Durun, iş bununla da bitmiyor. Geçtiğimiz günlerde bir dizinin sahnesine denk geldim. Dizide bir kız var; biraz kötü karakterli, yalnız oturuyordu. Telefonuna uzandı ve dedi ki: “Merhaba yapay zeka, benim biraz canım sıkkın. Şu anda birlikte olmak istediğim adam iş yemeğinde başka bir kızla beraber. Ya, ben bu adama ne yaparsam yapayım beni sevmiyor, beni görmüyor.”

Yapay zeka cevabı yapıştırdı: “İstatistiklere göre iş yemeği bahanesiyle başka biriyle olanların sayısı çok arttı. Sana önerim: sen bu adamı bırak, takipten de çık Kızım.”

Bunu duyan kız da şöyle dedi: “Çok sağ ol be yapay zeka! Ben sana ‘adam beni görmüyor’ diyorum, sen bana ‘adamı bırak’ diyorsun. Arkadaşım olmadığı için seni aradım, sen de maşallah çok güzel moral verdin,” deyip telefonu kapattı.

Evet, birçoğunuza komik gelebilir. Hatta gülümsetir ama aslında günümüzde insanların geldiği son noktayı trajikomik bir şekilde anlatan bir sahnedir. Yapay zekânın önerisi elbette mantıklıydı ama bazen insanın aradığı şey mantık değil, sadece anlaşılmaktır. Evet belki ileride insanlar robotlarla sohbet edecek, robotlarla arkadaşlık edecek; yani iletişim türü değişecek. Aslında önyargısız, ne düşündüğünü pat diye söyleyen bir arkadaş bazen işimize de yarar. Ancak bir insanın yerini tutmaz.

Mesela hiçbir robot sizinle kavga etmez, size tatlı tatlı bakmaz. Bunlar olmayınca da bence mutluluk ve gelişim olmaz.
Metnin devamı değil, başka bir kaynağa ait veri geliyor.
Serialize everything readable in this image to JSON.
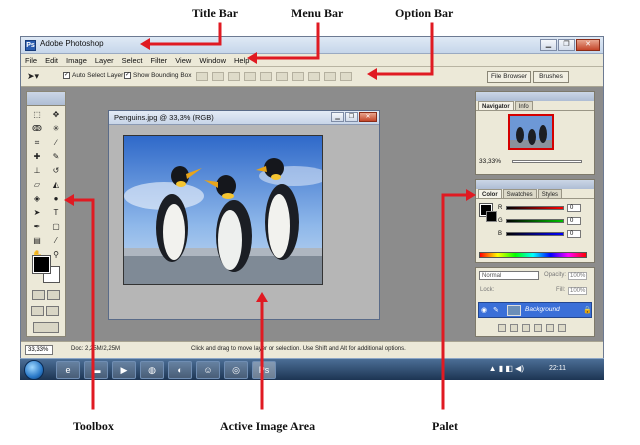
{
  "annotations": {
    "title_bar": "Title Bar",
    "menu_bar": "Menu Bar",
    "option_bar": "Option Bar",
    "toolbox": "Toolbox",
    "active_image_area": "Active Image Area",
    "palet": "Palet"
  },
  "colors": {
    "arrow": "#e01a22",
    "desktop_gray": "#8c8c8c",
    "layer_highlight": "#3a6fd8"
  },
  "app": {
    "title": "Adobe Photoshop",
    "window_buttons": [
      "minimize-icon",
      "restore-icon",
      "close-icon"
    ]
  },
  "menu": [
    "File",
    "Edit",
    "Image",
    "Layer",
    "Select",
    "Filter",
    "View",
    "Window",
    "Help"
  ],
  "options": {
    "auto_select_layer": "Auto Select Layer",
    "show_bounding_box": "Show Bounding Box",
    "file_browser_tab": "File Browser",
    "brushes_tab": "Brushes"
  },
  "document": {
    "title": "Penguins.jpg @ 33,3% (RGB)"
  },
  "navigator": {
    "tabs": [
      "Navigator",
      "Info"
    ],
    "zoom": "33,33%"
  },
  "color_panel": {
    "tabs": [
      "Color",
      "Swatches",
      "Styles"
    ],
    "channels": [
      {
        "label": "R",
        "value": "0"
      },
      {
        "label": "G",
        "value": "0"
      },
      {
        "label": "B",
        "value": "0"
      }
    ]
  },
  "layers": {
    "blend_mode": "Normal",
    "opacity_label": "Opacity:",
    "opacity": "100%",
    "lock_label": "Lock:",
    "fill_label": "Fill:",
    "fill": "100%",
    "layer_name": "Background"
  },
  "status": {
    "zoom": "33,33%",
    "doc_size": "Doc: 2,25M/2,25M",
    "hint": "Click and drag to move layer or selection.  Use Shift and Alt for additional options."
  },
  "taskbar": {
    "clock": "22:11"
  }
}
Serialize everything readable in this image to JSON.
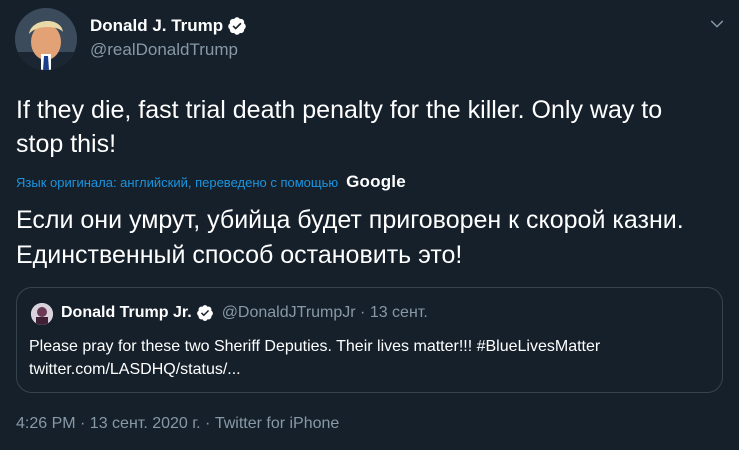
{
  "author": {
    "display_name": "Donald J. Trump",
    "handle": "@realDonaldTrump",
    "verified": true
  },
  "tweet": {
    "text": "If they die, fast trial death penalty for the killer. Only way to stop this!",
    "translation_note": "Язык оригинала: английский, переведено с помощью",
    "translation_provider": "Google",
    "translated_text": "Если они умрут, убийца будет приговорен к скорой казни. Единственный способ остановить это!"
  },
  "quoted_tweet": {
    "display_name": "Donald Trump Jr.",
    "verified": true,
    "meta": "@DonaldJTrumpJr · 13 сент.",
    "text_line1": "Please pray for these two Sheriff Deputies. Their lives matter!!! #BlueLivesMatter",
    "text_line2": "twitter.com/LASDHQ/status/..."
  },
  "footer": {
    "timestamp_source": "4:26 PM · 13 сент. 2020 г. · Twitter for iPhone"
  },
  "colors": {
    "background": "#15202b",
    "muted_text": "#8899a6",
    "link": "#1b95e0",
    "verified_badge": "#ffffff",
    "card_border": "#38444d"
  },
  "icons": {
    "verified": "verified-badge-icon",
    "menu": "chevron-down-icon"
  }
}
O yüzden hâlâ etrafımızda insanlar varken, bir kahveyle iki lafın belini kırabiliyorken, hatta kavga ettikten sonra birbirimize sarılabiliyorken; “vaktim yok” diyerek bunları ıskalamamalıyız.

Tabii engellenen insanlar için çevrelerindeki arkadaşlar ve dostlar, “standart” insanlara göre 3-4 kat daha önemlidir. Çünkü bazı insanlar engellenen bireylere ve ailelerine önyargıyla yaklaşabiliyor. Durum böyle olunca aileler, “Herhalde bizde bir eksiklik var,” düşüncesine kapılıp hem kendilerini hem de engellenen bireyi sosyal ortamlardan çekiyor. Adeta bir kapalı devre hayat yaşamaya başlıyorlar.

Bence bu, yapılan en büyük hatalardan biri. İlerleyen yaşlarda engellenen birey insanlardan korkar hale geliyor. Belki bu durumları aşmaya ilerde yapay zekâlı robotlar yardım edebilir. Sohbet ederek kişiyi biraz açabilir ve yalnız değilsin hissi verebilir. Ancak dediğim gibi, bir insanın yerini, sıcaklığını hiçbir zaman hissettiremez.

İşte bu yüzden de her insanın güveneceği ve sevdiği arkadaşları olması gerekir. Unutmayın, engelleri aşmak için bazen sadece bir bakış, bir sıcacık dokunuş ya da bir gülümseme yeterli olabilir. Yani bize yapması zor gelen şeyleri bile yapmak için güç verebilir. Ve iyi arkadaşlıklar kurarsanız, her zaman kendinizi geliştirebilme imkânınız olur.

Yazan: Onur Ustaoğlu – Seslendiren: Özge Nur Dilber – Bolçi’nin Katkılarıyla Bolu Olay Gündem Gazetesi Konuşan Yazılar…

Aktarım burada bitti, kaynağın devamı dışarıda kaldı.